Armenia - Mihran Poghosian, head of the Service for the Mandatory Execution of Judicial Acts, at a news conference, 18Jan2012.

Armenians failing to repay loans extended by commercial banks and other lending firms must be legally protected against losing their sole homes, the head of a government agency enforcing court rulings said on Tuesday.

Mihran Poghosian announced that his Service for the Mandatory Execution of Judicial Acts (SMEJA) will draft a law banning financial institutions from using such apartments and houses as loan collaterals.

Poghosian spoke of an increased number of people defaulting on credit payments and facing eviction from their properties. The SMEJA had to deal with more than 1,000 loan defaults in the first half of this year alone, he said.

“Many people are left without homes,” Poghosian told a news conference. “You force people out of their homes and they don’t know where to live, especially if they have no relatives. For many times, we ourselves had to resettle people in hostels.”

“True, our job is to carry out evictions, but there is also a human factor involved and it too should be taken into account,” added the 35-year-old official.

In Poghosian’s words, the SMEJA, which is subordinate to the Ministry of Justice, will submit a relevant bill to the government later this year. It was not clear if senior government officials are aware of the initiative and approve of it.

The measure is likely to be opposed by the Armenian banking sector, which has greatly benefited from recent years’ surge in mortgage and consumer borrowing in the country.

Bagrat Asatrian, a former Central Bank governor managing the Garni Invest credit firm, criticized Poghosian’s initiative as populist and dangerous, saying that it would only stifle economic activity.
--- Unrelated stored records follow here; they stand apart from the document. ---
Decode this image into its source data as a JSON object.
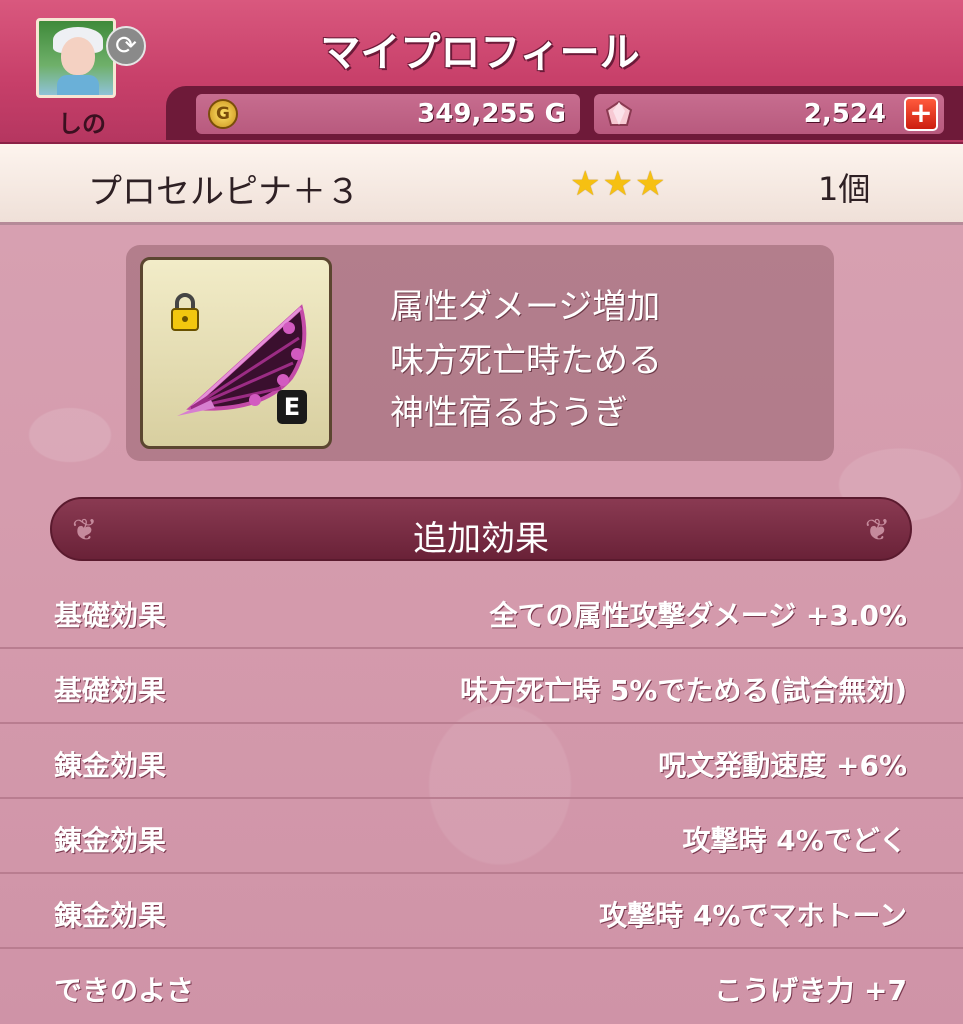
{
  "header": {
    "title": "マイプロフィール",
    "player_name": "しの",
    "gold": "349,255 G",
    "gold_icon_letter": "G",
    "gems": "2,524",
    "plus_label": "+"
  },
  "item": {
    "name": "プロセルピナ＋３",
    "stars": "★★★",
    "star_count": 3,
    "count": "1個",
    "equip_badge": "E",
    "description": [
      "属性ダメージ増加",
      "味方死亡時ためる",
      "神性宿るおうぎ"
    ]
  },
  "section": {
    "title": "追加効果"
  },
  "effects": [
    {
      "label": "基礎効果",
      "value": "全ての属性攻撃ダメージ +3.0%"
    },
    {
      "label": "基礎効果",
      "value": "味方死亡時 5%でためる(試合無効)"
    },
    {
      "label": "錬金効果",
      "value": "呪文発動速度 +6%"
    },
    {
      "label": "錬金効果",
      "value": "攻撃時 4%でどく"
    },
    {
      "label": "錬金効果",
      "value": "攻撃時 4%でマホトーン"
    },
    {
      "label": "できのよさ",
      "value": "こうげき力 +7"
    }
  ],
  "colors": {
    "header": "#c8406a",
    "content": "#d7a0b1",
    "star": "#f6c012",
    "plus": "#cc1e10"
  }
}
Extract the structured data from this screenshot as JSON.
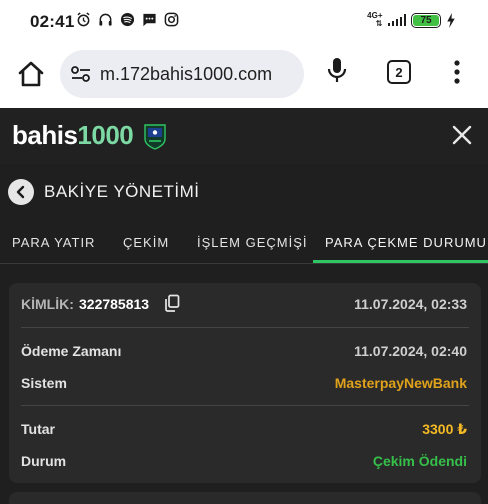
{
  "status_bar": {
    "time": "02:41",
    "network": "4G+",
    "battery": "75",
    "icons": [
      "alarm-icon",
      "headset-icon",
      "spotify-icon",
      "message-icon",
      "instagram-icon"
    ]
  },
  "browser": {
    "url": "m.172bahis1000.com",
    "tab_count": "2"
  },
  "site": {
    "logo_prefix": "bahis",
    "logo_suffix": "1000"
  },
  "page": {
    "title": "BAKİYE YÖNETİMİ"
  },
  "tabs": [
    {
      "label": "PARA YATIR"
    },
    {
      "label": "ÇEKİM"
    },
    {
      "label": "İŞLEM GEÇMİŞİ"
    },
    {
      "label": "PARA ÇEKME DURUMU"
    }
  ],
  "transaction": {
    "id_label": "KİMLİK:",
    "id": "322785813",
    "created": "11.07.2024, 02:33",
    "payment_time_label": "Ödeme Zamanı",
    "payment_time": "11.07.2024, 02:40",
    "system_label": "Sistem",
    "system": "MasterpayNewBank",
    "amount_label": "Tutar",
    "amount": "3300 ₺",
    "status_label": "Durum",
    "status": "Çekim Ödendi"
  },
  "colors": {
    "accent": "#2fc564",
    "amount": "#f5b924",
    "system": "#e0a21b",
    "status": "#36c04a"
  }
}
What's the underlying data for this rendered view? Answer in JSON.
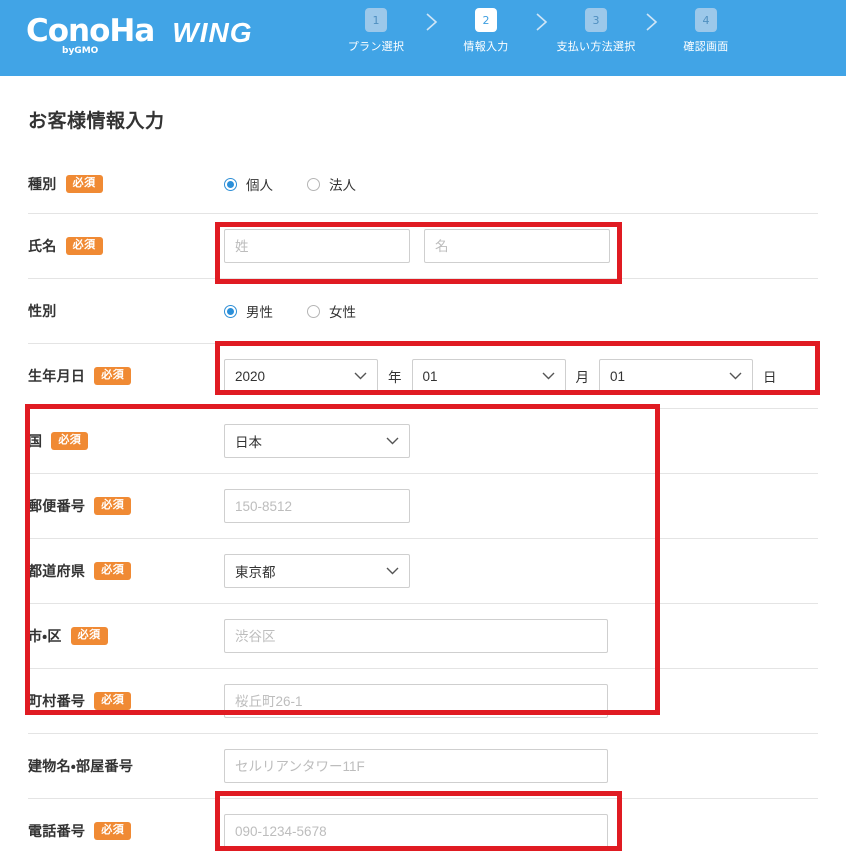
{
  "header": {
    "logo": {
      "brand": "ConoHa",
      "byline": "byGMO",
      "product": "WING"
    },
    "steps": [
      {
        "number": "1",
        "label": "プラン選択",
        "state": "done"
      },
      {
        "number": "2",
        "label": "情報入力",
        "state": "current"
      },
      {
        "number": "3",
        "label": "支払い方法選択",
        "state": "todo"
      },
      {
        "number": "4",
        "label": "確認画面",
        "state": "todo"
      }
    ],
    "separator_icon": "chevron-right-icon",
    "background_color": "#41a4e6"
  },
  "page": {
    "title": "お客様情報入力",
    "required_badge": "必須",
    "accent_color": "#f08a34",
    "highlight_color": "#e01b22"
  },
  "form": {
    "rows": {
      "type": {
        "label": "種別",
        "options": [
          {
            "label": "個人",
            "selected": true
          },
          {
            "label": "法人",
            "selected": false
          }
        ]
      },
      "name": {
        "label": "氏名",
        "last_name_placeholder": "姓",
        "last_name_value": "",
        "first_name_placeholder": "名",
        "first_name_value": ""
      },
      "gender": {
        "label": "性別",
        "options": [
          {
            "label": "男性",
            "selected": true
          },
          {
            "label": "女性",
            "selected": false
          }
        ]
      },
      "birthday": {
        "label": "生年月日",
        "year_value": "2020",
        "year_unit": "年",
        "month_value": "01",
        "month_unit": "月",
        "day_value": "01",
        "day_unit": "日"
      },
      "country": {
        "label": "国",
        "value": "日本"
      },
      "postal": {
        "label": "郵便番号",
        "placeholder": "150-8512",
        "value": ""
      },
      "prefecture": {
        "label": "都道府県",
        "value": "東京都"
      },
      "city": {
        "label": "市・区",
        "placeholder": "渋谷区",
        "value": ""
      },
      "town": {
        "label": "町村番号",
        "placeholder": "桜丘町26-1",
        "value": ""
      },
      "building": {
        "label": "建物名・部屋番号",
        "placeholder": "セルリアンタワー11F",
        "value": ""
      },
      "phone": {
        "label": "電話番号",
        "placeholder": "090-1234-5678",
        "value": ""
      }
    }
  }
}
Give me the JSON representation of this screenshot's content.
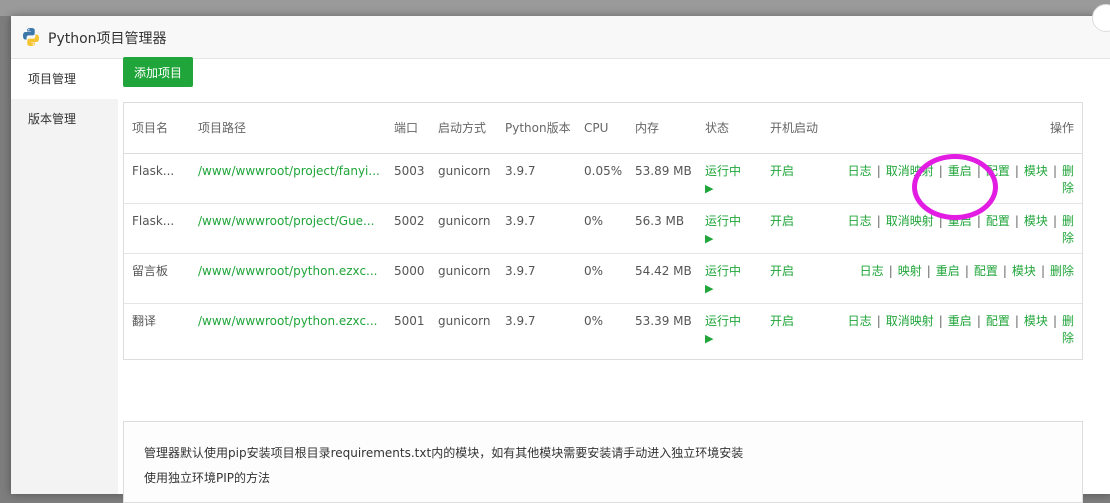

“It’s no secret that the place of residence is the sole property of the vast majority of our citizens,” Asatrian told RFE/RL’s Armenian service (Azatutyun.am). “With this measure those citizens would probably be driven out of economic activity because no financial company would lend without collateral.”

Poghosian insisted, however, that commercial lenders should find other ways of ensuring the repayment of their loans. “Maybe banks will start taking into account a person’s occupation, rather than the value of their property, which is what they do in many normal countries,” he said.